In traveling, take some time to prepare students.  Let them know what to expect.  For example, it is okay to miss some paper sessions, and even return to your room entirely.  It is okay to ask questions 1:1.  Find groups where people are being introduced and join in.  Student volunteering, while takes time, also gives an additional individuals that you will know.  Use the people you know to introduce you to others at the conference.

This is just what it sounds.  A Ruby based framework that enables writing simple unit tests that will then be applied to a full simulation of the assembly executed.

The presenter(s) were not at this poster, but it showed a high quality interface for seeing the scheduling of threads according to different scheduling policies.  The intent here was not to explore races and parallelism, but rather see how scheduling decisions are made in an OS.

I was not expecting this poster.  You are walking along and then see 4 Raspberry Pi's all networked together.  Raspberry Pis and HPC?!  A small setup, but it is an interesting development that takes advantage of the low cost Pi and still provide an HPC platform for students.

Plastic parts all worked together to form replicas of Pascal's mechanical calculator.  Interesting and student assembled.

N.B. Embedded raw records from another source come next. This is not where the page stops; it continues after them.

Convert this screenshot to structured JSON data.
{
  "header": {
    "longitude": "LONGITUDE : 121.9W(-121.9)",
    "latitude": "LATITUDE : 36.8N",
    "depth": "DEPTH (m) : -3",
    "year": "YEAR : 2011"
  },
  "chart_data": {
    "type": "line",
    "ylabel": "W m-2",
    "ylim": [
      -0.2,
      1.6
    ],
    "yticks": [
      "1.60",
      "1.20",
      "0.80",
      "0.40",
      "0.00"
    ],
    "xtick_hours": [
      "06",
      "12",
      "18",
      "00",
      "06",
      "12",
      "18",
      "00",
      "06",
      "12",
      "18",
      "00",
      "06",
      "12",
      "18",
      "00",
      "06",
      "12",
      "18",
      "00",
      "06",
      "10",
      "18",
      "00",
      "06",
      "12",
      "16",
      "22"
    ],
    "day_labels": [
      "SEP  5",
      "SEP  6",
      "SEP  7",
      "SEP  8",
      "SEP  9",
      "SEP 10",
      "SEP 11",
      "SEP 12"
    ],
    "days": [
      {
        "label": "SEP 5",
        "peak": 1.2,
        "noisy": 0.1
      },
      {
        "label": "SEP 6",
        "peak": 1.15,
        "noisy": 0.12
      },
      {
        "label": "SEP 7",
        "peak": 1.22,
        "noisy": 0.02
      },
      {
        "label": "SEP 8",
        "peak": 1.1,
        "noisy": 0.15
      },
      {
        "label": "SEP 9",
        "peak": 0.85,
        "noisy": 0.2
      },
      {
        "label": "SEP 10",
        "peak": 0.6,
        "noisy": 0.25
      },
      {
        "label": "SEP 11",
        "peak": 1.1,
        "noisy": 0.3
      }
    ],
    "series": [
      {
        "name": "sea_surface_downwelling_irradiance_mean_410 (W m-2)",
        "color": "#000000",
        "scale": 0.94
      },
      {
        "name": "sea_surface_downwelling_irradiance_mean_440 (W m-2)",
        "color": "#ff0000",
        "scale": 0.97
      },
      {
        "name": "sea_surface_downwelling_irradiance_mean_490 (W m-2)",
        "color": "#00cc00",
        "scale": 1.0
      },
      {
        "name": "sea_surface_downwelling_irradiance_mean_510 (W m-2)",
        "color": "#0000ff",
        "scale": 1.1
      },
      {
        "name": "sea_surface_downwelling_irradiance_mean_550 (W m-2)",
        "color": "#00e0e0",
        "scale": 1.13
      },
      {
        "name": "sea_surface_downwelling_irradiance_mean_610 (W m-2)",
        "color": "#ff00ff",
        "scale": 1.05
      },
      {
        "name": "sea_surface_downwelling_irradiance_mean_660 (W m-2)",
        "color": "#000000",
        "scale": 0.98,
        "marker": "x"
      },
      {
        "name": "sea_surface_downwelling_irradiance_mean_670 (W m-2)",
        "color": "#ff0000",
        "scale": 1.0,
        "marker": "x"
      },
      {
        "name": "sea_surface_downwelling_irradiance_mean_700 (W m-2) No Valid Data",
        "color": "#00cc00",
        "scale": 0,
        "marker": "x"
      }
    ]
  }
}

Teams of 4 students, approach is evaluated on courses from three years of major (sophomore on up).  Teams are formed with CATME (particularly using dissimilar GPAs in a group), as well as partner selection (when possible).  Students provide peer evaluations after each stage of the project.  Significant data collection looking particularly at what students prefer for to be the evaluation policy (between 100% of grade for the group’s work to 100% of the grade for the individual’s contribution).  This question was taken repeatedly throughout the semester, which leads to whether student preferences change?  More senior students prefer more weight being attributed to group.  The predictor for what grade split is at what point in the course is this surveyed, and effectively as soon as the teams are formed the students prefer to be graded primarily as a group.  Follow on study is looking at experience with team projects, trust in the ability to evaluate individual contribution, and other questions.  This is a hopeful data point.

How do faculty become aware and why do they try out teaching practices?  66 participants in CS, including chairs, tenure-track faculty, teaching faculty, and Ph.D. student instructors across 36 institutions.  First, the mental model of what an instructor does can differ significantly from what the instructor is actually doing.  Second, faculty can find out about practices through a variety of approaches, such as self-identifying that there is possible improvement in their teaching.  Faculty often trust other faculty like them (researchers to researches, lecturers to lecturers).  Third, when adopting a practice, faculty need to evaluate the effectiveness (see also my poster, student feedback, etc).  -- My efforts in this have been having different faculty (my recommendation letter writers) view my lectures / teaching, and thereby giving them demonstrations of different practices.
"We lost the war on cheating"  Instead, we have to meet with students such that they are demonstrating their understanding of the code.  The requirements of submissions: attribute your sources and understand your submission.  Enables students to work together, use all sources, develop interview skills.  Enables reuse of assignments.  Grading is now 40% correctness / 60% code interview.  Rubric for each interview.  Students should arrive early and have their laptop ready to present / explain.  Students were better able to learn and complete the assignments, as well as feedback for improvement.  Students also felt better able to learn the material by being able to collaborate and not constrained by a collaboration policy.  There are some stressors, such as TAs having to meet with hundreds of students, as well as their inconsistencies.  -- This was perhaps the most exciting new technique that I saw / heard about.